There’s a mixed bag of news for Google to confront their new CEO, and it’s mixed in multiple dimensions. Android and the basic business of search are showing a combination of positive and negative signs, and confusion is never a good thing.
On the Android side, there’s excitement over the new Honeycomb version for tablets, and also an indication that Android is gaining at least numerical shipment ascendency. It’s passed Symbian as the most popular phone OS, and there are projections that Android tablets will pass iPads soon too. So it seems all good for Android, except that Google hasn’t been able to monetize Android like Apple has monetized its smartphone and tablet platform iOS. A big part of that is the ruthless discipline Apple has enforced on apps. Apple kicked some Sony apps off because they let you buy ebooks around iTunes, and that suggests that Amazon and Barnes & Noble may also be in for problems. Android has a more fragmented store framework to begin with, and Google has less control and gets less direct money. Thus, success in a market sense doesn’t necessarily translate to something Google can bank.
In the search area, the problem is the competition from Facebook and Twitter. Advertisers have run the numbers a bunch of ways, and what they’re finding is a mixed bag. On the one hand, it’s clear that search ads get more conversions, meaning that people click on them and act on the results more often. That’s likely because people search for products they want to buy, creating a direct link. But social-network ads get more “impressions” meaning that they’re presented to a lot more people. That means that even with very low conversion rates, they might still outperform search. At the very minimum, this kind of mixed news could mean that some ad dollars will flee search for social networking, and if the return is indeed better then it might never come back.
The tide of operators looking at monetizing Internet traffic is a more unambiguous negative for Google. All week, EU operators have been saying that it’s not tolerable for them to invest in additional capacity to support the business goals of OTT players when they don’t get any of the money. In Europe, the focus seems to be on creating an OTT-pays-for-peering model that would provide the access ISPs some revenue. Here in the US, that option seems foreclosed by the FCC’s neutrality order, but just in case there’s proposed legislation that would absolutely close that choice of payment off. If that happens here, it’s likely we’d see what’s already happening in Canada, which is a sharp reduction in the per-month bandwidth allotment and a corresponding increase in what at least some users would then pay for Internet access.

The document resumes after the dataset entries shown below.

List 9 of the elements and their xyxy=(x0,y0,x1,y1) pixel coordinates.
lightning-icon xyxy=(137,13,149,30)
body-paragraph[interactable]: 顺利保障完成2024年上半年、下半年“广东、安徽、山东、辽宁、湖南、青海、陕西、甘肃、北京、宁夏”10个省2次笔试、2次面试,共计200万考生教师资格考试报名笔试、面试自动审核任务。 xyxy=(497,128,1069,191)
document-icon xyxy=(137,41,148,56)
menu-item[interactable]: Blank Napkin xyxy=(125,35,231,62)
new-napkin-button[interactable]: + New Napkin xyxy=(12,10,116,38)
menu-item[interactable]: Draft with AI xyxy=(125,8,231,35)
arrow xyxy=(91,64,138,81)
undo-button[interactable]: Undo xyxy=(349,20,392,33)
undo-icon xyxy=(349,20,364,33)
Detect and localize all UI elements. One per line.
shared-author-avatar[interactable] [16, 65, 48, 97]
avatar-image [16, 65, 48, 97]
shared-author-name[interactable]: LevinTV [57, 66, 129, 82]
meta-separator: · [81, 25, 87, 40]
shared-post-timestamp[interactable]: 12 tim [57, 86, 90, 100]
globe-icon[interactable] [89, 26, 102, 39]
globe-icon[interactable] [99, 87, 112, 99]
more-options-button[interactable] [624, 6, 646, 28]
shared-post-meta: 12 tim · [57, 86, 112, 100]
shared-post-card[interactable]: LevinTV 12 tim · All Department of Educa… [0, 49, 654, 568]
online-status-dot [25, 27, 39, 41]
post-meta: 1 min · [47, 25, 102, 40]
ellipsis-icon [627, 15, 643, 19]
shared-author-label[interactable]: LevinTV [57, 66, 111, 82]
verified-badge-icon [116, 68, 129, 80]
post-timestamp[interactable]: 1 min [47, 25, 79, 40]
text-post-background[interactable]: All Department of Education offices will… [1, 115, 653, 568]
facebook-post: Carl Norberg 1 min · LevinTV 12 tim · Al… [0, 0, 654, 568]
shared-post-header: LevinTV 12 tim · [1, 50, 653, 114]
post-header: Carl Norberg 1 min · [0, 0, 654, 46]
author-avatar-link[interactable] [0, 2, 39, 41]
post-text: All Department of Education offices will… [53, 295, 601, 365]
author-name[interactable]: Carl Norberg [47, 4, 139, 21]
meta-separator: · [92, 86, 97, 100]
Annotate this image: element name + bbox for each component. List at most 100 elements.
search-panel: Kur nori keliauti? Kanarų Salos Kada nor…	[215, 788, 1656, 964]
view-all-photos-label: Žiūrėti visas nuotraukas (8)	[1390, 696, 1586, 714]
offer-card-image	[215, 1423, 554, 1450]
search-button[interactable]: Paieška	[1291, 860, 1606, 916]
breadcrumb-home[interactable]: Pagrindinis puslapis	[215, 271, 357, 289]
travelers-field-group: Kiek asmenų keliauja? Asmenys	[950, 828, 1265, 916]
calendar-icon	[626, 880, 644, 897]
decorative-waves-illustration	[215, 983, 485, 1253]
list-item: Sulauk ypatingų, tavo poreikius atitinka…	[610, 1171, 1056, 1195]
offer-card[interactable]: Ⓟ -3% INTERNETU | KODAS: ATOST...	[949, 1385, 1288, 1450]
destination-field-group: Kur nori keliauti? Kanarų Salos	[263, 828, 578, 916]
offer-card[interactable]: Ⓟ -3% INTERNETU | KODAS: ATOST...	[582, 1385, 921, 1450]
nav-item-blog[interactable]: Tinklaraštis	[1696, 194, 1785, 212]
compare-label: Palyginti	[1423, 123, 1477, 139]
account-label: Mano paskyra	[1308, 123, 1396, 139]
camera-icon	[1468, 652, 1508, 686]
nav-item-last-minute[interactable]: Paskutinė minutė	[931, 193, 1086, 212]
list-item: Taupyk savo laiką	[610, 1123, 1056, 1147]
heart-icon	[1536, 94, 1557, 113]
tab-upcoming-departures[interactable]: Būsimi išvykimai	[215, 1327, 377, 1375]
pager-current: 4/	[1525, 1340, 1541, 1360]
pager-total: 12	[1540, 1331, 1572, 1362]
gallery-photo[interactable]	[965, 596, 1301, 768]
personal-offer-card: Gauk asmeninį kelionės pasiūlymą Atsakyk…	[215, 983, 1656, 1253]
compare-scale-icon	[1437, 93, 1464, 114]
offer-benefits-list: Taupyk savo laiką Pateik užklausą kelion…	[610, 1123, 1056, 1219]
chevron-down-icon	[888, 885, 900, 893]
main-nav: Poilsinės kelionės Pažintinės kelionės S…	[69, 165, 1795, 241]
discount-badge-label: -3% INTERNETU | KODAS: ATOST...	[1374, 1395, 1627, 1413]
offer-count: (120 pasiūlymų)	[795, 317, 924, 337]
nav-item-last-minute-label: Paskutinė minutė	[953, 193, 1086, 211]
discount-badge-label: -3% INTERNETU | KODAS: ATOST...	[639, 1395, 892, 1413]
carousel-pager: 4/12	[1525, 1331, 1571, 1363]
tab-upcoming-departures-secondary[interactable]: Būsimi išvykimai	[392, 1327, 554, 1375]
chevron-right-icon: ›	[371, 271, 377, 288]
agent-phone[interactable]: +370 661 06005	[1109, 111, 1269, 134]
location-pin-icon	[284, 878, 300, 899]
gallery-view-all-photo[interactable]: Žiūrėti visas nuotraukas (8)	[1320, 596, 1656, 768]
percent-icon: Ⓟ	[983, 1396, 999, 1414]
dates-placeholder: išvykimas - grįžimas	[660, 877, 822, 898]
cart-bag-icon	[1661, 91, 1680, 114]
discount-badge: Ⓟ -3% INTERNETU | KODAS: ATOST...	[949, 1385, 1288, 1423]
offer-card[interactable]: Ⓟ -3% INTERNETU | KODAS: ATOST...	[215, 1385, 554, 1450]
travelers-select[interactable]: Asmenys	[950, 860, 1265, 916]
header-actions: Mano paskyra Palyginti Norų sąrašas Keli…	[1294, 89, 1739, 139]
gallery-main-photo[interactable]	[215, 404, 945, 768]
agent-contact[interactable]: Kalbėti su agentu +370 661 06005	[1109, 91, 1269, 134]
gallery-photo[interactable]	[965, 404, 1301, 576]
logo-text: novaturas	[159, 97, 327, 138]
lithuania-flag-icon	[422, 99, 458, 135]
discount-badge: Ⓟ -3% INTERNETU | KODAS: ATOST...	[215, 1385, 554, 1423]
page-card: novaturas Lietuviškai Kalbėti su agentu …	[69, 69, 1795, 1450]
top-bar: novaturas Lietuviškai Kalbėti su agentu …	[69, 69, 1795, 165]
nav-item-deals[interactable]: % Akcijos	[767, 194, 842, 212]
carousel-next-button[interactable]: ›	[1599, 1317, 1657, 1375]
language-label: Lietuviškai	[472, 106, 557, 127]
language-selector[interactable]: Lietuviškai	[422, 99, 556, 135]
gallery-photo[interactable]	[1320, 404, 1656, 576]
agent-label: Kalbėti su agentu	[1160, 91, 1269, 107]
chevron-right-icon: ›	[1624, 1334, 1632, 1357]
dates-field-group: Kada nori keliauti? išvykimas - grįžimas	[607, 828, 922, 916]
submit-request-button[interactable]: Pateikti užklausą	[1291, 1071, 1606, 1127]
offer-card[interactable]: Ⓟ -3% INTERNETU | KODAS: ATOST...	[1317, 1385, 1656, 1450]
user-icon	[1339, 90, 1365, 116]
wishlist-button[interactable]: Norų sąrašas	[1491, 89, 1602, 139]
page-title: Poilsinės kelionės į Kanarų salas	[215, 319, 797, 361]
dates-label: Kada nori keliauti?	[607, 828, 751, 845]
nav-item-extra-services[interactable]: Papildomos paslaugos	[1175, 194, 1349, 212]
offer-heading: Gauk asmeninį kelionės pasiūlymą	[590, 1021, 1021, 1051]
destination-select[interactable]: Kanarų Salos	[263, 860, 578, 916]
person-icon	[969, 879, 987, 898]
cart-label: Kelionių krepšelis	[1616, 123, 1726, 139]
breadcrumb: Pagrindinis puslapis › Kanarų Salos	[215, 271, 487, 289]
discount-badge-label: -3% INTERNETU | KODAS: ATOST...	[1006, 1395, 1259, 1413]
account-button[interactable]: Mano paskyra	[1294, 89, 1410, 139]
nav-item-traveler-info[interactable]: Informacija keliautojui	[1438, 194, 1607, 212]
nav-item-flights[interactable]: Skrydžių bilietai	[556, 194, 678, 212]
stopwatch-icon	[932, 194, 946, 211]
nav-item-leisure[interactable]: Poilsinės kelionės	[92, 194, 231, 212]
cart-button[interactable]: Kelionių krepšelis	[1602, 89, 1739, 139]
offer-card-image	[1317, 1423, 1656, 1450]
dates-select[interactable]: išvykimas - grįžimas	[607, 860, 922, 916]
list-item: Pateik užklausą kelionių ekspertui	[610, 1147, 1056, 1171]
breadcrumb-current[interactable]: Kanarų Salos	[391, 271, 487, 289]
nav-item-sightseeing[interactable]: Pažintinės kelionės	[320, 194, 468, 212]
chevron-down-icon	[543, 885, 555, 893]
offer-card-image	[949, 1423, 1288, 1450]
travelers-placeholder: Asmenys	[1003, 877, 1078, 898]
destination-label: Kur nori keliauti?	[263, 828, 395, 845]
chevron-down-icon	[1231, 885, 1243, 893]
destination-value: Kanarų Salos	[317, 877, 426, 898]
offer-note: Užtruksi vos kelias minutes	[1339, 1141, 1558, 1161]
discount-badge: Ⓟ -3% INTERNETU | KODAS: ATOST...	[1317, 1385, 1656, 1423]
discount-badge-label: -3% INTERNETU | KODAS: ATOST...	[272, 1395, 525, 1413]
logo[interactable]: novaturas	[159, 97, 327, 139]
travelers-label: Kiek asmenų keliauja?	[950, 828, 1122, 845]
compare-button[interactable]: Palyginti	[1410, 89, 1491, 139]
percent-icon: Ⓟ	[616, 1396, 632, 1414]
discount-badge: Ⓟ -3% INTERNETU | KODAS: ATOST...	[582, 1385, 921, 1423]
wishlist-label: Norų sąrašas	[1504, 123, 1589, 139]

For years, I’ve pointed out that the Internet usage model and business model had a fatal parasitic flaw. OTT giants could develop because they exploited bandwidth that was incrementally free, and thus present the market with a kind of no-cost (or lower-cost) business model while network operators faced a no-revenue model. If that sort of thing is carried far enough, it’s a fatal disease. I think Google under Schmidt realized that they needed a constructive accommodation with the access ISPs, and that’s what prompted the Verizon/Google discussions on “neutrality”. Whether Page sees the same need isn’t known.
The situation in Egypt is another policy thorn. Can the government cut off Internet service? In the US, as a practical matter, the answer is that it could providing that the big access ISPs honored a government request. There’d be no legal compulsion at the moment for them to do that, but I think that if a good case was made they’d likely comply. But the Administration is looking for enhanced cybersecurity, and some of the measures that could be taken might codify an obligation to shut down the Internet or a part of it on request. The Internet community, of course, is inalterably opposed to this sort of thing, but I suspect that at least a slight majority of the population would accept or even welcome the idea. Where we’ll strike the balance here remains to be seen.